Das gern verwendete Argument, dass das Publikum in dieser Frage weiter sei als die Entscheider, führt hier nicht weiter. Denn woran will man das festmachen? Weil es kaum gut gemachte Versuche gibt, die tatsächlichen oder vermeintlichen Erwartungen des Publikums zu brechen, gibt es hier auch kaum Erfahrungswerte. Auch hier darf es nicht um das Ob gehen, sondern um das Wie. Natürlich ist das eine Herausforderung, auch eine kommunikative. Gefragt ist Kreativität. Warum traut sich das eine Branche nicht zu, in der so viele Kreative sitzen?

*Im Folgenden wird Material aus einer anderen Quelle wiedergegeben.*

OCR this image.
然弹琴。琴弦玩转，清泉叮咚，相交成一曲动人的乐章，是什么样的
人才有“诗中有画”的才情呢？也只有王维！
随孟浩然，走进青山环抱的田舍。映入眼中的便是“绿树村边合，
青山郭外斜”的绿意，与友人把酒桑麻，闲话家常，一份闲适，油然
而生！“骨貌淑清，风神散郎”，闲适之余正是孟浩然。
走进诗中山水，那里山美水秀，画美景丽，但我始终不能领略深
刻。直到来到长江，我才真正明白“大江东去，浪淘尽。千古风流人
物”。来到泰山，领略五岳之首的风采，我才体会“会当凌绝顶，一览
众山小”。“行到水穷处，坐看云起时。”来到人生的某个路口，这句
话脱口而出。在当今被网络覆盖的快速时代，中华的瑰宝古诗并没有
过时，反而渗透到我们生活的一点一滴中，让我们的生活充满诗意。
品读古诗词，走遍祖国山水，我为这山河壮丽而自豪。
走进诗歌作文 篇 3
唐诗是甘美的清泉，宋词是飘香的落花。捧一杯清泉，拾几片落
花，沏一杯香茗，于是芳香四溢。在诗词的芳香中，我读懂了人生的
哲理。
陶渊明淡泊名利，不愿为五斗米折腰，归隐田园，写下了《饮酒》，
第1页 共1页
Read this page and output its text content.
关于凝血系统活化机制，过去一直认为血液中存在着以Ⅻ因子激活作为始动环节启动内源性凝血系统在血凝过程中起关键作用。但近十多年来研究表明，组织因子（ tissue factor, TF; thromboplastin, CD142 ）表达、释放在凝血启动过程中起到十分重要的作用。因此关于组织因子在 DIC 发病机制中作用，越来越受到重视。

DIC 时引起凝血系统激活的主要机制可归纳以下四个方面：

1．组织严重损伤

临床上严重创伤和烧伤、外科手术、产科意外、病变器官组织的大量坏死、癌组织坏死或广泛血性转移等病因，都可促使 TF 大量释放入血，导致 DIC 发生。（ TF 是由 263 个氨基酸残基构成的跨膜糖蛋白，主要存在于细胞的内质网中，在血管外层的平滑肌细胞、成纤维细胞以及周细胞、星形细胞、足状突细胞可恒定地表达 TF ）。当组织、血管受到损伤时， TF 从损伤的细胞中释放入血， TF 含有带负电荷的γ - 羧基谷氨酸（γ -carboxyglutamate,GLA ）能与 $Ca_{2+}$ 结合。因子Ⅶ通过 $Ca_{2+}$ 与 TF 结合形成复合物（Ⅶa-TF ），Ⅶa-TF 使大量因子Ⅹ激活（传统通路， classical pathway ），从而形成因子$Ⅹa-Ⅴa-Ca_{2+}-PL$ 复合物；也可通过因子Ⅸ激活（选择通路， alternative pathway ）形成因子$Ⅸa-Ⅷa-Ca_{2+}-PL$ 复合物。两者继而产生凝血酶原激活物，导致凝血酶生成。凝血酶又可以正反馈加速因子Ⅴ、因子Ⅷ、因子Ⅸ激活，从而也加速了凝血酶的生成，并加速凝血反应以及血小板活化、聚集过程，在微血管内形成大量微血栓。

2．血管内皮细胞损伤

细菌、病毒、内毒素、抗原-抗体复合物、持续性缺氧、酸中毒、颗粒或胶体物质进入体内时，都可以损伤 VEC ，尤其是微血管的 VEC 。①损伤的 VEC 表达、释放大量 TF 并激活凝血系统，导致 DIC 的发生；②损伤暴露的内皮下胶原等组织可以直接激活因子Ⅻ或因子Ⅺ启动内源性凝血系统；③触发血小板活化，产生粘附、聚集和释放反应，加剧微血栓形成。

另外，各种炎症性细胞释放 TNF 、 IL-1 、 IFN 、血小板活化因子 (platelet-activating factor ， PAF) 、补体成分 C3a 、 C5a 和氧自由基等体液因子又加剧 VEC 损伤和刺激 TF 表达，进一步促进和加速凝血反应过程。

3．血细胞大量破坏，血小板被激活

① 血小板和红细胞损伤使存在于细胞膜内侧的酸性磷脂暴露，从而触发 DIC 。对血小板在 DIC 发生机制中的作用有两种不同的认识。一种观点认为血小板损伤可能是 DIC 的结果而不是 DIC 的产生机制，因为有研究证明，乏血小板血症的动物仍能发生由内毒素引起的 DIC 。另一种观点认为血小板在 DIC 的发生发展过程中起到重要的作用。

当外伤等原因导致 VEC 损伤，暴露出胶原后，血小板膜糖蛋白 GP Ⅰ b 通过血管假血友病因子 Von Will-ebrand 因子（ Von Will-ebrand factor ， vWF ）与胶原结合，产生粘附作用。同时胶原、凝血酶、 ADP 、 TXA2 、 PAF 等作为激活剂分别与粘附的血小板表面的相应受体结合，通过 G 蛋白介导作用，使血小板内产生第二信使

Als der offen schwule Regisseur Falk Richter 2014 mit «Small Town Boy» eine rein schwule Thematik auf die Bühne brachte, bezweifelten viele, dass dies auch für eine nicht-homosexuelle Zielgruppe spannend und relevant sein könne. Mittlerweile ist «Small Town Boy» eine der erfolgreichsten Inszenierungen im Gorki-Theater. Funktioniert hat das unter anderem auch deshalb, weil das Stück trotz seiner Subjektivität eben kein Stück nur für Schwule ist, sondern durch den Blick einer Minderheit eine aufrüttelnde neue Perspektive auf die Adoleszenz und die Gesellschaft ermöglichte.

Und genau so, wie schwule Geschichten Geschichten über die ganze Gesellschaft sein können, haben offen schwule Schauspieler das Zeug zum Helden für alle. Immerhin sind sie ja schon mal: gesprungen.